C performance and compiling options

Question

I've got two similar implementations (java and c++) for a trivial algorithm like the selection sort.

public interface SortingAlgorithm {

    public void sort(int[] a);
}

public class SelectionSort implements SortingAlgorithm {

    @Override
    public void sort(int[] a) {
        for (int i = 0; i < a.length; i++) {
            int lowerElementIndex = i;
            for (int j = i + 1; j < a.length; j++) {
                if (a[j] < a[lowerElementIndex]) {
                    lowerElementIndex = j;
                }
            }
            swap(a, lowerElementIndex, i);
        }
    }

    private void swap(int[] a, int i, int j) {
        if (i == j) {
            return;
        }
        int temp = a[i];
        a[i] = a[j];
        a[j] = temp;
    }
}

and the c one:

inline void swap(int* a, int i, int j);

void s_sort(int* a, int size) {
  int i;
  for (i = 0; i < size; i++) {
    int lowerElementIndex = i, j;
    for (j = i + 1; j < size; j++) {
      if (a[j] < a[lowerElementIndex]) {
    lowerElementIndex = j;
      }
    }
    swap(a, lowerElementIndex, i);
  }
}

inline void swap(int* a, int i, int j) {
  if (i == j) {
    return;
  }
  int temp = a[i];
  a[i] = a[j];
  a[j] = temp;
}

Now, I tried testing them on a large array (100000 random int). The results at first were java: ~17 sec (compiled and executed with oracle jdk/jvm) c: ~22 sec (compiled with gcc v4.8 without any optimization)

Of course, i then tried to optimize my c version through cflags. The results are(I'm reporting cflags only): -O1: ~18.4

-O2: ~18.4

-O{3-9}: ~20.9

Now, my first question is which cflacs should I use to compile?
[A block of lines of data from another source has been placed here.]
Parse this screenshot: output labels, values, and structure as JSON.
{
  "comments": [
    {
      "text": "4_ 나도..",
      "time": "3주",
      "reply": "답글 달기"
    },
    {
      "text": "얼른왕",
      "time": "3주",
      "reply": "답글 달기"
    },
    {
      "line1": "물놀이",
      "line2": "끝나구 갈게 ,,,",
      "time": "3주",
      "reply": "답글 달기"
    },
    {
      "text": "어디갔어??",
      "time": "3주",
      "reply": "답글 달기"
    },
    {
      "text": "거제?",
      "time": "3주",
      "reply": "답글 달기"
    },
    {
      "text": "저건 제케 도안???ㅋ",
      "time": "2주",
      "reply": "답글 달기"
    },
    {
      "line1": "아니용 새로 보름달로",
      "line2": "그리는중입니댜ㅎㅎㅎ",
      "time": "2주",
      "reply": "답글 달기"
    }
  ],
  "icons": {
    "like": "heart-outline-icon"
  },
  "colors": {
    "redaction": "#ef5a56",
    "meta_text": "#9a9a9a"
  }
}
So I read the gnu manual about optimizations. Adding -march=native didn't helped. After some time spent trying other options, I came into -fprofile-arcs option. Adding it to my flags made my code finish its test in about 11 seconds! However some files appeared in my folders: the results of the profiling. As I understand, I should use them with -fbranch-probabilities and recompile the code. Recompiling results again in ~18.5 sec. And this is what I really want to ask.

How is it possible for my program to run so fast if it has to write files and collect profiling information and instead it runs 1.5 times slower when it hasn't?
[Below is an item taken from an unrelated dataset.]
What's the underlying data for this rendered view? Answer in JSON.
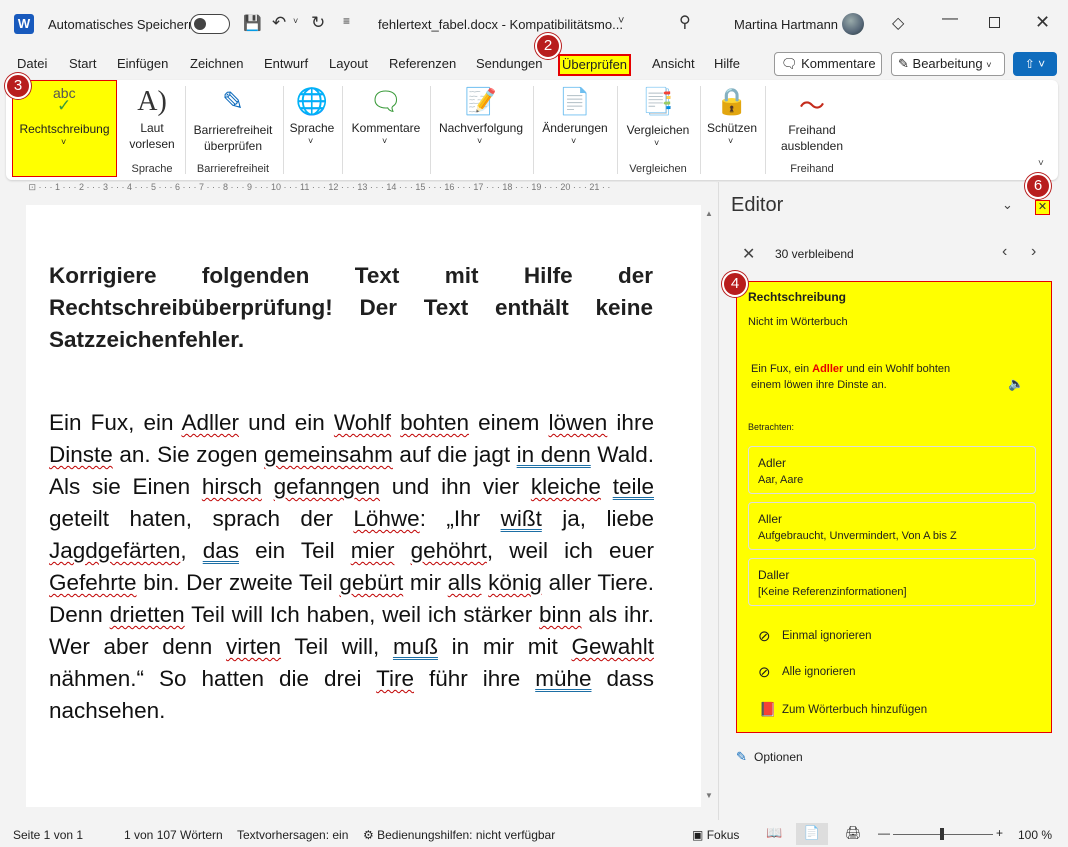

I forgot to mention that I'm on an old PC with a Intel Celeron @2.8GHz processor and linux (fedora 20 with xfce) installed. If you need other information about the hardware just ask! ;)

Edit: The code I use for the test is:

Java:

public class Test {

    public static void main(String[] args) {
        int[] a = new int[100000];
        int[] a2 = new int[100000];
        for (int i = 0; i < a.length; i++) {
            a[i] = (int)(Math.random()*100000);
            a2[i] = a[i];
        }
        SelectionSort s = new SelectionSort();
        InsertionSort s1 = new InsertionSort();
        double start = System.nanoTime();
        s.sort(a);
        double end = System.nanoTime();
        double time = (end-start)/1000000000.0; 
        System.out.println("Selection: "+time);
        start = System.nanoTime();
        s1.sort(a2);
        end = System.nanoTime();
        time = (end-start)/1000000000.0;
        System.out.println("Insertion: "+time);
    }
}

And the c:

#include "insertion_sort.h"
#include "selection_sort.h"
#include <time.h>
#include <stdlib.h>
#include <stdio.h>
#include <string.h>

int main() {
  int max = 100000, i;
  srand(time(NULL));

  int array[100000], array2[100000];
  for(i=0; i<100000; i+=1) {
    array[i] = rand()%100000;
  }

  memcpy(array2, &array[0], 100000 * sizeof(int));

  clock_t inizio = clock();
  s_sort(array, max);
  clock_t fine = clock();
  float tempoEsecuzione = (float)(fine - inizio) / CLOCKS_PER_SEC;
  printf("Selection: %2.3f\n", tempoEsecuzione);

  inizio = clock();
  i_sort(array2, max);
  fine = clock();
  tempoEsecuzione = (float)(fine - inizio) / CLOCKS_PER_SEC;
  printf("Insertion: %2.3f\n", tempoEsecuzione);
  return 0;
}

The code contains references to a insertion sort function that I haven't included in the rest of the question because (as expected) java run slower that c.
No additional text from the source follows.